I have a leak in my apartment and can't seem to find where it is coming from. Has anyone ever used those video cameras with a hose? Or should I just call a plumber to find the leak? How much would it cost?
Do you know if the leak is on a supply line or a drain line? Either way, if they aren't behind a wall, just get paper towel and feel around until the paper towel gets wet. There's various quick fixes depending on where the leak is. Shark bites are popular on drain lines.
The video camera with a hose is not for finding leak, it is for finding clogs in a main drain.
brettdoyle said: Sounds like a problem for your landlord?
Maybe he has a pot growing operation going on and the "plumbing" is his indoor irrigation system. He may not want the landlord to help with it. I've seen some elaborate, very well done setups. That was before it became legal here in California.

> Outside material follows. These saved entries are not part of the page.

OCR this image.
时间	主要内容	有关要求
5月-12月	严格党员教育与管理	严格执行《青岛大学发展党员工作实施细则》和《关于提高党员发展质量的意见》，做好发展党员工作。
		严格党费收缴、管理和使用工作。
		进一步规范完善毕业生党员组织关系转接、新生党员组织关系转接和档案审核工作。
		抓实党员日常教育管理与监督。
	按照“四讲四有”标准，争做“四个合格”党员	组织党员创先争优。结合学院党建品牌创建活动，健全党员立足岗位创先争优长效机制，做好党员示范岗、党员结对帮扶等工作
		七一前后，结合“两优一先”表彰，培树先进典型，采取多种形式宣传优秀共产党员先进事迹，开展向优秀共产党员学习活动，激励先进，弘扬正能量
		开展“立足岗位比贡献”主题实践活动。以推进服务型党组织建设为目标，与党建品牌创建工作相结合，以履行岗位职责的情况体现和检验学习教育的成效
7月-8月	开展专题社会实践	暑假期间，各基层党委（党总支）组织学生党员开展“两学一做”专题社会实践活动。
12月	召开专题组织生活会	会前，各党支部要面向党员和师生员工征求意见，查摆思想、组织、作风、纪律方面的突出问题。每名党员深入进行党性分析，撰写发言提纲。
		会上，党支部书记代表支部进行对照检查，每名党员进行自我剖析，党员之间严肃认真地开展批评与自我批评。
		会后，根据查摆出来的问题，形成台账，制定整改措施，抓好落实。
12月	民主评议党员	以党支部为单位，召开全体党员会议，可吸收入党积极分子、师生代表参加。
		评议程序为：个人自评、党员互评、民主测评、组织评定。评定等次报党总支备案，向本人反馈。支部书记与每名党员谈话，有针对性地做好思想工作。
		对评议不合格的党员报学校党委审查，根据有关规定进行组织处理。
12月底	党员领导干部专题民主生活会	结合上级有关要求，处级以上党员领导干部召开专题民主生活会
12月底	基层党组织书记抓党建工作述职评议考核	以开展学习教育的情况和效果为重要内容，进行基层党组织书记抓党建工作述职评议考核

"Has anyone ever done their own plumbing to save money?"
I would ask: Has anyone ever NOT done their own plumbing to save money?

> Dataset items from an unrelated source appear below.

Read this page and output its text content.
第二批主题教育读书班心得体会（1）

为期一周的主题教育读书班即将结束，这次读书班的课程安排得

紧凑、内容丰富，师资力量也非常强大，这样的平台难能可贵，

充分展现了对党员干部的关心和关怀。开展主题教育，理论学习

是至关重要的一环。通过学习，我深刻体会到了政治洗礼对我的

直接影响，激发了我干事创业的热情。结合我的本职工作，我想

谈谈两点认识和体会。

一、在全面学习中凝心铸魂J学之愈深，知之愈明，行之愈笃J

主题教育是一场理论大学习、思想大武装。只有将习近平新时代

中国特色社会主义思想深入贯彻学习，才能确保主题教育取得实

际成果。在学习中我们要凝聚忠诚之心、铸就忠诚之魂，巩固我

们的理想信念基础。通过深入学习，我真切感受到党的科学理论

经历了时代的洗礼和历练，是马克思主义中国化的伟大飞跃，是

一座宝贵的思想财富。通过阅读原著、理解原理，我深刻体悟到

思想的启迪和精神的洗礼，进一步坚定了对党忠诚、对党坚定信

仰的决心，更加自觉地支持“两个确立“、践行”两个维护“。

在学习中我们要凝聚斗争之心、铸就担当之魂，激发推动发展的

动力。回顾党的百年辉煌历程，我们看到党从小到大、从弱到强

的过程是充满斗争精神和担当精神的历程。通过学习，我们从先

Hiring a plumber, to me, is the "nuclear" option. Only ever did it one time, and there were seriously exigent circumstances (death in family and great distance to Target home). Otherwise, both for repairs and for scratch installation of plumbing, it has always been do it yourself. Am pretty sure I still have some oakum around here somewhere.

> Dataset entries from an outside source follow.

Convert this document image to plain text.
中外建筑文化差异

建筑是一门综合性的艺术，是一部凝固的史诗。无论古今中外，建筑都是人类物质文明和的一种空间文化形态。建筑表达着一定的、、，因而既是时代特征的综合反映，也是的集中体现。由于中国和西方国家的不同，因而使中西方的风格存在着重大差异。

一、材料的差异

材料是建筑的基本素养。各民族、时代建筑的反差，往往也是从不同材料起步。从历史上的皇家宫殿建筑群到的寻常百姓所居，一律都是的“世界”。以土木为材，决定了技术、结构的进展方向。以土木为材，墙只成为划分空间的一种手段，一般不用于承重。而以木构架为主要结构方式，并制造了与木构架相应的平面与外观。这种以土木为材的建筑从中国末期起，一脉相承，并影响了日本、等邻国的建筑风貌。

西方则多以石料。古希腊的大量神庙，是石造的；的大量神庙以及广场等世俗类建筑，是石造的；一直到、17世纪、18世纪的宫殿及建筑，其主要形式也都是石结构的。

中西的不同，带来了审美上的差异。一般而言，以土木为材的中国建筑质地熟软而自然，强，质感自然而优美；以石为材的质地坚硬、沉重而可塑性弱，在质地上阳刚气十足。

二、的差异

All that said, I've never come close to living in an apartment or a condo, and I never will. Because of the potential to harm or inconvenience others, in that situation, I would not hesitate to call in a licensed and insured plumber to repair whatever. The legalities alone, in 2017, seem to me to offer no alternative.
Water seldom drips straight down inside a structure. You can try opening up a hole where you suspect, but be prepared to see it running down a stud, a wire, a pipe, or something else from a different location. That usually means making multiple holes. I once made several holes looking for a leak in a shower, only to find out the leak was actually in another bathroom and the water was running down the pipe to where it made a turn near the shower in another bathroom. Once you find it, repairs are usually pretty easy and cheap if it's a fitting or a hole in the pipe.
OP, post pics here so we know what the heck are we talking about here? If you don't even know where to look for the leak then DIY is clearly not for you. On the other hand, my wife and I replaced the galvanized pipes with copper in my entire house about 7 years ago thanks to the Y0utube university.
Always do my own plumbing. Then again other people pay me to do their plumbing as well.
So call a plumber if you are uncomfortable or unsure. In reality most plumbing jobs are bigger than they appear on the surface. Many require other skills for repair (drywall, etc.). Some are much easier than they appear, but very intimidating to an untrained eye.
In your case, dfres, it sounds like there is a water spot on the ceiling above your shower? Or elsewhere in the bathroom? Is it always wet or intermittent? Do you know the layout of the apartment above?
Another thing to consider is an AC leak... condesate pan/drain that is plugged without a working kill switch float.
Let me know, I may be able to help over the Internet. You could PM if you'd like.
Also, if you are renting, call the landlord. It's generally their responsibility.
My mom is buying a house from a guy who I'm guessing fancies himself a DIYer, and the inspection report is full of DIY plumbing and electrical issues that he is now going to need to pay a plumber and an electrician to come and fix. So if you own this place and plan to sell it some day, be prepared to do the job right yourself - or just pay someone to do it right because you probably will later anyways.
If you live in a condo or a co-op you're usually not responsible for the pipes in the wall. If the leak is coming from the apartment above, you should contact the building management and find out what the policy is. You should use a plumber make sure he is license and insured, otherwise you will be liable for all damages if he makes any mistakes. Also check your home owners policy to make sure your covered if your neighbor isn't.
I live in a condo and had a similar problem last month.
HOA informed us that even if the leak is behind the wall, if the leak is in, for example, the drain pipe of your dishwasher/washer, then the condo owner is responsible. If the leak is in the common line, then HOA will take care of it. So the plumber will need to clearly identify the source of the leak to HOA before repairs are started.
Simple stuff like under the sink: Yes Stuff like fixing a broken shower valve: No. I did however spend a lot of time trying and then end up hiring a plumber anyway
However, nothing was lost by my trying and I did learn enough that when the plumber fixed it I at least understood what was going on. Now I know if I want to fix something like that again I'll need to learn how to cut and join copper pipe first.
If the job must be neat I hire a pro. If it merely must work I normally do it myself, although I have hired it once when I couldn't remove the busted valve. No work of mine has ever caused problems, the guys who installed the reverse osmosis ended up paying several hundred dollars in flooring repair because they managed to do it not quite tight enough--even when I knew where the leak was it was hard to find. Unfortunately, the layer under the flooring was not waterproof and was slowly damaged by the leak. It was only after we noticed the floor wasn't right anymore that I found the leak.